Citadel Federal to pay over $6.5m in first redlining case against a credit union

The institution failed to provide mortgage lending services to residents of predominantly non-white neighborhoods for about five years, DOJ said.

In a first-ever case of its kind, Citadel Federal Credit Union has settled with the US Department of Justice (DOJ), agreeing to pay $6.52m to resolve allegations of redlining.

The DOJ has never entered a redlining settlement with a credit union before, and the move clarifies “our intent to hold all types of lenders accountable for their role in modern-day redlining,” according to Assistant Attorney General Kristen Clarke of the agency’s Civil Rights Division.

“There are well over 4,600 credit unions across America, all subject to federal laws that prohibit redlining and lending discrimination,” Clarke said. “Redlining and other forms of lending discrimination harm communities of color and families by denying them an equal opportunity to access credit, attain the dream of homeownership and build generational wealth. This settlement will expand investment in Black and Hispanic communities, particularly in Philadelphia, and increase opportunities for homeownership and financial stability.”

The DOJ has reached redlining-related settlements with 13 banks since launching an anti-discrimination initiative in 2021, but this agreement with Citadel marks the first with a credit union. 

Failure to provide mortgage lending services

Specifically, the Pennsylvania area-based credit union has agreed to pay the fine to resolve allegations that it failed to provide mortgage lending services to majority-Black and Hispanic neighborhoods in Philadelphia and several nearby counties between 2017 and 2021. Redlining is the discriminatory practice of withholding credit services from communities predominantly populated by racial minorities 

DOJ alleged in its order that Citadel discouraged people of color from seeking credit to obtain home loans, while the credit union’s peer lenders generated mortgage applications and originated mortgage loans at roughly three times Citadel’s rate in predominantly Black and Hispanic neighborhoods.

“While Citadel respectfully disagrees with the allegations regarding our lending practices, we view this settlement as a vital opportunity to enhance our commitment to proactive community engagement,” the credit union’s CEO, Bill Brown, said in a statement. “We acknowledge that our efforts did not allow us to reach majority Black and Hispanic census tracts in Philadelphia.”

It bears noting that credit unions are member-owned, cooperative arrangements designed to create a cycle of mutual assistance aimed at creating greater financial well-being for members.

Citadel’s situation stems from inaction rather than intentional misconduct, Brown said.

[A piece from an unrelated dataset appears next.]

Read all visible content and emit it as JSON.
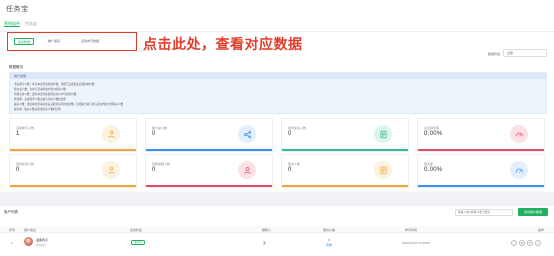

The credit union’s shift toward digital banking in response to industry trends led to a reduced focus on opening physical branches, particularly in Philadelphia, he said. This unintentionally resulted in falling short of its commitment to extend its presence in the city when it expanded its charter, Brown added.

Remedies

To meet the directives ordered by the DOJ to increase access to mortgages and home improvement loans for residents of majority Black and Hispanic areas in Philadelphia, Citadel will do the following:

  • provide $6m in mortgage loan subsidies over five years for majority Black and Hispanic census tracts in Philadelphia County;
  • open three new branches in predominantly Black and Hispanic neighborhoods;
  • put $270,000 toward focused marketing, consumer financial education and outreach and $250,000 in community development partnerships.
  • appoint a vice president dedicated to philanthropy and community engagement to bolster its Citadel Cares program, which was unveiled in July 2023, and specifically oversee further development in minority communities.

Cooperative structure

It bears noting that credit unions are member-owned, cooperative arrangements designed to create a cycle of mutual assistance aimed at creating greater financial well-being for all of its members. They are controlled by the people who use their services and overseen by a volunteer board elected by members.

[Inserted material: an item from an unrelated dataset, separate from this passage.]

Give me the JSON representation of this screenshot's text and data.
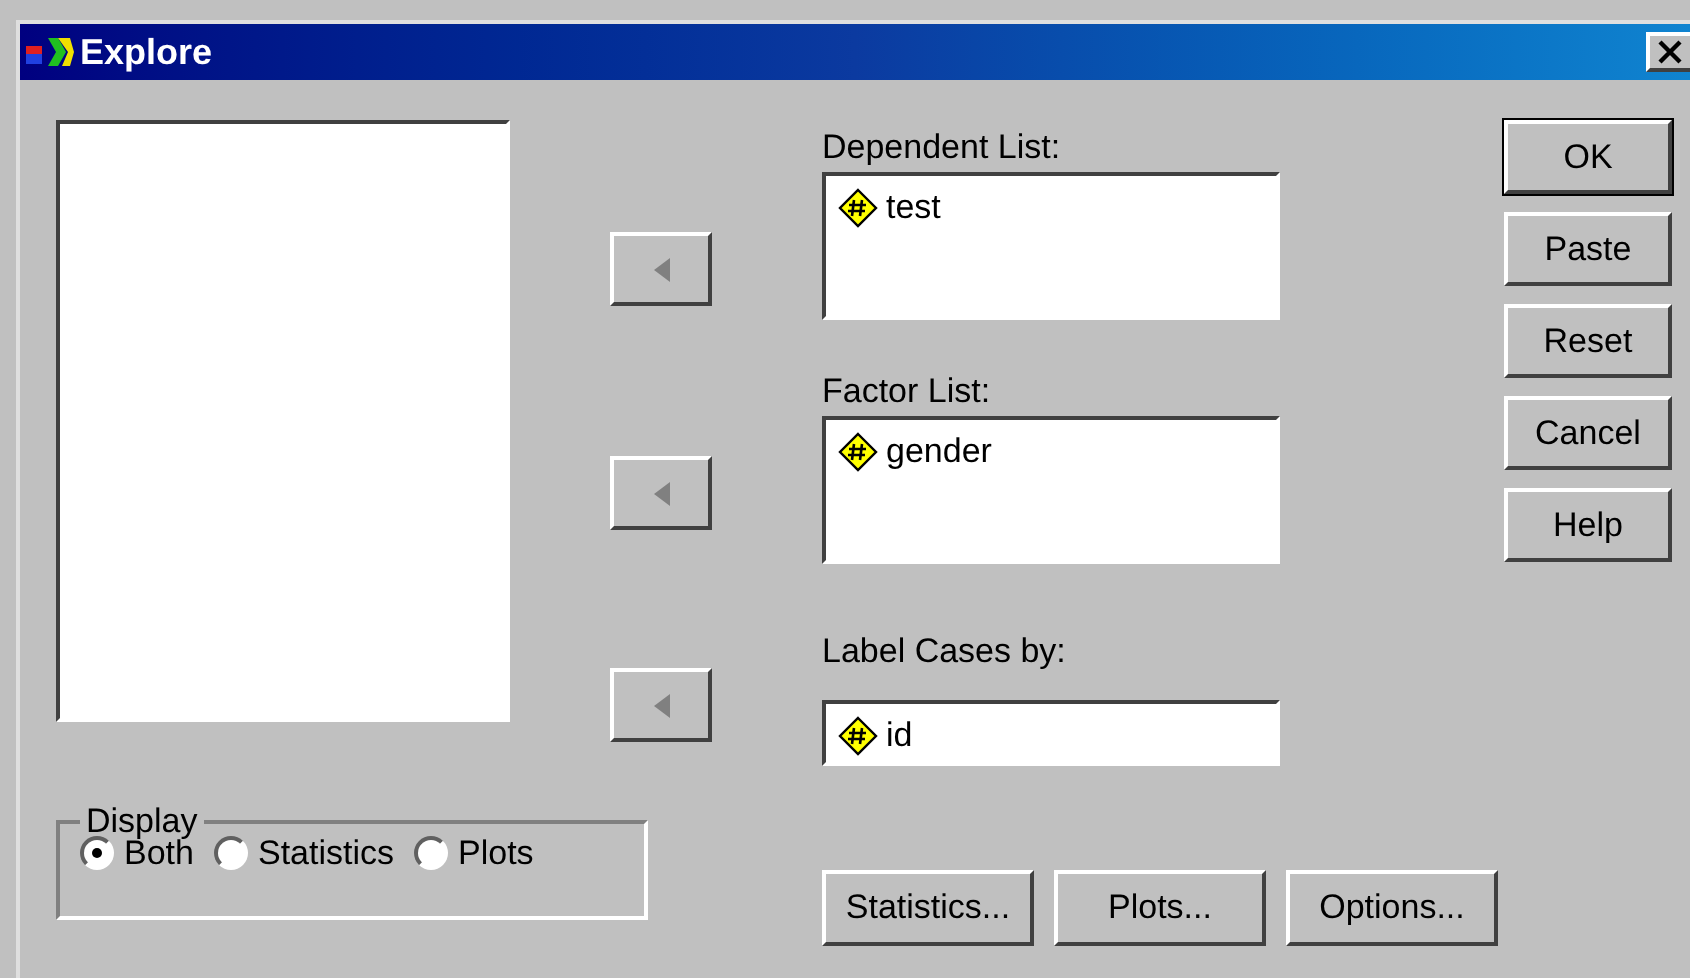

They are nonprofit organizations that ensure profits made by the credit union returns back to members in the form of reduced fees, higher savings rates and lower loan rates.

Most credit unions allow members’ families to join and many of them are known for serving the people that live, work worship or attend school in a particular geographic area.

This is all to say that these unique characteristics might have made the law enforcement agency incentivized to send a strong message reminding one located just outside a really diverse city of its remit to provide equitable access to financial services to that community.